Tuesday, November 20, 2012

NaNoWriMo 2012, Day 20

Wordcount:  Daily = 3,475 , Total =  36,602
Percentage: 73.2 (109% of target)

Update: Wordcount:  Daily = 4,216 , Total =  37,343
Percentage: 74.68 (112% of target)

Reclaiming my lead! Some of this was written after my blogpost last night, but much of it was this morning. If I continue in this trend, I might even make it to 40k by the end of today!

Am about to go to work now - thanks to my manager for letting me start an hour and a half later (due to working an extra two hours last night with IT stuff).

Tiriki's about to go to school. Wish him luck! (Or to be precise, wish JOSH, the boy taking him to school, luck. He's gonna need it!)

But first, the escapades in the Bird Shed.
Matilda is a red-tailed black cockatoo, and Major is a Major Mitchell cockatoo. Both are Australian. I shall have to go through later and Aussie-tiss Matilda's speech. Shouldn't be too difficult, after I did the magpies in "Aroha's."

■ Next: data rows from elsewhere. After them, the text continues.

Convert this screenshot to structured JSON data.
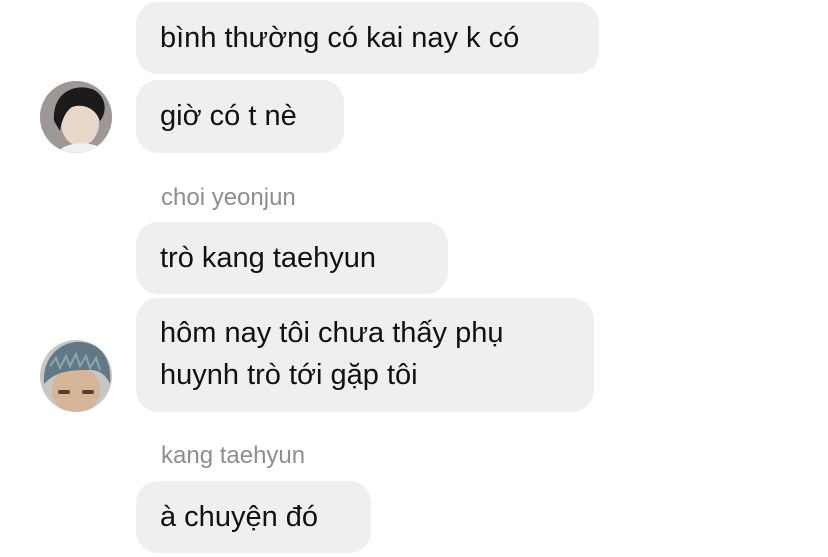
{
  "groups": [
    {
      "sender": null,
      "messages": [
        {
          "text": "bình thường có kai nay k có"
        },
        {
          "text": "giờ có t nè"
        }
      ],
      "avatar": {
        "icon": "user-avatar-dark-hair",
        "hair_color": "#1b1b1e",
        "skin_color": "#ead7cc"
      }
    },
    {
      "sender": "choi yeonjun",
      "messages": [
        {
          "text": "trò kang taehyun"
        },
        {
          "text": "hôm nay tôi chưa thấy phụ huynh trò tới gặp tôi"
        }
      ],
      "avatar": {
        "icon": "user-avatar-blue-hair",
        "hair_color": "#5f7a86",
        "skin_color": "#d6b497"
      }
    },
    {
      "sender": "kang taehyun",
      "messages": [
        {
          "text": "à chuyện đó"
        }
      ]
    }
  ],
  "colors": {
    "bubble_bg": "#efefef",
    "message_text": "#111111",
    "sender_text": "#8e8e8e",
    "background": "#ffffff"
  }
}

They're having so much fun, Tiriki realised, the other birds should join in too. He flew up to the line of cages and hopped along, lifting latches and shunting bolts, sliding doors and undoing twisty ties. Doors swung open, or were pushed up, cages opened.
Very few of the birds came out, most stayed huddled in their cages, gazing at him with slightly frightened eyes.
Come on,” he encouraged one, “come out and fly!”
We can't,” muttered a bright pink cockatoo, a galah. “I've never flown in my life. I might fall on my face.”
It's scary,” said another, “bad things happen out there.”
Tiriki laughed. “What bad things? Flying isn't hard, you're a clever bird, you'll figure it out.”
'No,” said a sharp voice, “she won't.” A large black cockatoo alighted on the cage bars above him, and slid the door shut with her foot. “She'll stay right here, in her cage, where she belongs.”
He rounded on the cockatoo, a female. “What are you doing?” He snapped.
She rose her crest and glared at him. “Stopping you from doing too much damage,” she replied. “These birds are captive born and bred. Look at them,” she nodded at a parakeet, who was careening around the room, as fast as a feather in a wind storm. “They've no control. You let five-eights of birds fly loose in here, and there'll be mid-air collisions, broken wings and shattered spines. Not a pretty sight. And if any are misfortunate enough to survive and get outside? They'll starve. Or freeze. They're domestics,” she said.
What about you? You're not going crazy.” Tiriki's own head-feathers rose with his ire. He did not like being told what to do. “I don't remember opening your cage,” he added.
No,' she replied, “I'm not. I was hatched in an open-flighted aviary. And you didn't. I let myself out, to stop you making a mess of things.” She ducked as the parakeet whizzed past again.
Wheeeeeee!” He cried, “I can flyyyyyyyyy.”
Me too!” Another parakeet was moving across the floor, making weird little flapping hops that didn't quite succeed in getting her airborne.
The black cockatoo shook her head. “It's just embarrassing,” she sighed. “That our kind should be reduced to this.”
But if you can let yourself free, why are you still here? Why don't you just leave?”
She laughed. “It ain't as easy as that, my little freshwings. The world out there,” she nodded at the door, now firmly shut and probably bolted, “is more wire. There's no escape that way.” She paused, and lowered her beak close to his ear. 'But me and me mates, we're planning our escape. Only, we can't take 'em all – most of 'em would be liabilities. But you,” she nudged him in a friendly manner, “you're from outside, aren't you?”
Yes,” Tiriki agreed.
Come with me,” she took flight, gliding down to the counter top where the two kea chicks were still at play, now rolling a small ball to one another. Tiriki followed, having to drop suddenly to avoid being struck by the cavorting parakeet. He landed beside her and watched as the out-of-control bird plunged straight into another free flying parakeet and the two of them tumbled to the ground in a cascade of feathers and fowl language. He crashed straight into the hop-flying bird and sent her tumbling too.
I'm okay, we're okay!” He crowed, as the three birds staggered to their feet and stumbled about.
The cockatoo shook her head. “Just embarrassing,” she repeated. “I'm Matilda, by the way.”
Tiriki,” Tiriki replied, frowning at her. “Ain't that a human name?”
Matilda bobbed her head. “I told you,” she said, “cage born and bred. And this is Major.”
A splendid cockatoo cruised down to join them. His plumage was a delicate pink, with bands of a brighter shade adorning his crest and wings. He bowed his head at Tiriki in greeting.
Pleasure to meet you, outsider,” he said.
How did you get out?” Tiriki sputtered. “I didn't open your cage.”
We cockatoo have our ways,” Major replied, his dark eyes gleaming. “We are not as foolish as we lead the humans to think.”